Liking Good Jazz is about murder, not jazz. The jazz in the title is a euphemism close to the original root of the word. However, some of the victim’s jazz collection come into the possession of a pot-bellied, work-shy policeman. First, there are five bootleg 78’s. “There’s no proof that Jimmy McPartland is the jazzman,” he says. “But when I showed them to an experienced dealer, she immediately offered an account of their manufacture in Birmingham, England.”
Then he acquires a curious E.P. “It’s a 7 inch extended play on a French label I’ve never heard of. The record label’s coarse and faded and the sleeve’s poorly printed on cheap paper. I can’t make head nor tail of the writing but the record’s called The Ladies Jazz Orchestra at the Metropol Restaurant 1935 and 6” This is Vera Dmitrievna Dneprova and her All Girl Jazz Band. She was arrested on 15 December 1937 ‘Just seven years before your Glenn Miller died,’ says a Russian.
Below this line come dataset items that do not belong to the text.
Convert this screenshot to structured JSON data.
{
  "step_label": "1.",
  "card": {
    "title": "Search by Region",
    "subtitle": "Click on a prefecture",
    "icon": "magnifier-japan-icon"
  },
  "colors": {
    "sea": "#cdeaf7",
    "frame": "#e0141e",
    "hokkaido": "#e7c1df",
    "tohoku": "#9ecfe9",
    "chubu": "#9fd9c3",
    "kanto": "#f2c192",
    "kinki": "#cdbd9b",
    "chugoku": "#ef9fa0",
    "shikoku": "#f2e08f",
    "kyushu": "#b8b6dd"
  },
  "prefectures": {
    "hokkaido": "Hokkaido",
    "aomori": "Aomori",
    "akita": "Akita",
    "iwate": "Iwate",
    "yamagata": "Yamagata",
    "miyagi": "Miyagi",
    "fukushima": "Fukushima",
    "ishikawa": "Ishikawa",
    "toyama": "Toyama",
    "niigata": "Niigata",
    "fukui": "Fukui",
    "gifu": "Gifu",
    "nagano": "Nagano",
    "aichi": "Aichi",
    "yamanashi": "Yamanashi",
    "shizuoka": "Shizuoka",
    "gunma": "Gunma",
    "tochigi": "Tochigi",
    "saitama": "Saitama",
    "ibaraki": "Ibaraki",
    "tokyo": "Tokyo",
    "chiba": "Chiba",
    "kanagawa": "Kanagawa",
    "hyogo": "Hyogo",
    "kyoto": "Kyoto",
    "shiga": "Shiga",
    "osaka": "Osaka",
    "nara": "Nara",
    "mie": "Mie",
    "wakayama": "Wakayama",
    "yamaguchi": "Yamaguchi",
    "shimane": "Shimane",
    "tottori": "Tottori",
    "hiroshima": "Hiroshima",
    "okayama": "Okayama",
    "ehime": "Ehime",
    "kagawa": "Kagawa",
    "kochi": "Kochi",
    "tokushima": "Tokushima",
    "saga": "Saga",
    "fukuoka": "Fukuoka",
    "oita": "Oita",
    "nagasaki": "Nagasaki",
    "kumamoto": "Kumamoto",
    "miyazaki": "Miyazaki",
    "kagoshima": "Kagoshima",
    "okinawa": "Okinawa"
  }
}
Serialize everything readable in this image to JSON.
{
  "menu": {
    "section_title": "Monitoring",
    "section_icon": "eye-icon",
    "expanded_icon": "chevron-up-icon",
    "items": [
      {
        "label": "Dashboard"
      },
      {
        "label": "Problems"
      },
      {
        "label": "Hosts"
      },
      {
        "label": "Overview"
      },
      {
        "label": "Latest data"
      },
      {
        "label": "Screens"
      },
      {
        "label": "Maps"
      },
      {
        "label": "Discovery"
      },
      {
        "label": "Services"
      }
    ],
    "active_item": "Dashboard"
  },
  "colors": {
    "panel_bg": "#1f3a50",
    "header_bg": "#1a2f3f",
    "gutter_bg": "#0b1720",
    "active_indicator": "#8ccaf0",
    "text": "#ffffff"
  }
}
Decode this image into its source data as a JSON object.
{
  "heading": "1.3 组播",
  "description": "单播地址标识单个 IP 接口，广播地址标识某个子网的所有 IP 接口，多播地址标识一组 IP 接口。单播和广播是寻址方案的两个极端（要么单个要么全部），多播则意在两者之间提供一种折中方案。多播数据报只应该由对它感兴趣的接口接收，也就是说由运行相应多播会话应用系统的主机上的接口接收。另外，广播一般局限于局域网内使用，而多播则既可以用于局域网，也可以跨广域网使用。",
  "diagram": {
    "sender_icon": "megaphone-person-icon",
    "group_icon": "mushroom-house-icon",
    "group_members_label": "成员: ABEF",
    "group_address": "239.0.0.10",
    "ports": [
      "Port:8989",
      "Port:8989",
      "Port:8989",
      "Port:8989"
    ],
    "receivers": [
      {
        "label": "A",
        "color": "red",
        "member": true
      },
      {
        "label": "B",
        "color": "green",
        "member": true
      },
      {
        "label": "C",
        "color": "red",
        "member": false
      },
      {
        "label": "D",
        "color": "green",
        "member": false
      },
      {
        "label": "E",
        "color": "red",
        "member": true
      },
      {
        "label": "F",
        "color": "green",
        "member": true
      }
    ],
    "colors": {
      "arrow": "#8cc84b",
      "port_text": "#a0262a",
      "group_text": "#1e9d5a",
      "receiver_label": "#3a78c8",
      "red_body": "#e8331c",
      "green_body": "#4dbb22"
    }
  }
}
When Timberdick asks him about his favourite jazz record, our lazy constable has no hesitation. “That’s No Bargain by Red Nichols and The Redheads. It would have to be the Perfect Records version. There are others on Brunswick and Vocalion, but there not so good.” The choice should not surprise us. He has already told us about his favourite school of jazz.
“Jazz is five boys in a New York hotel room,” he tells a teenage rock ‘n’ roller. “They play the music they’ve learned from black records. Room 1411 is one, by Benny Goodman and his Boys with Jimmy and Glen. They’d be leading their own bands in five years but these are the days when they’re working hard at it.”
“Yeah, like The Beatles in Hamburg.”
“No,” says the policeman. “Nothing like The Beatles in Hamburg.”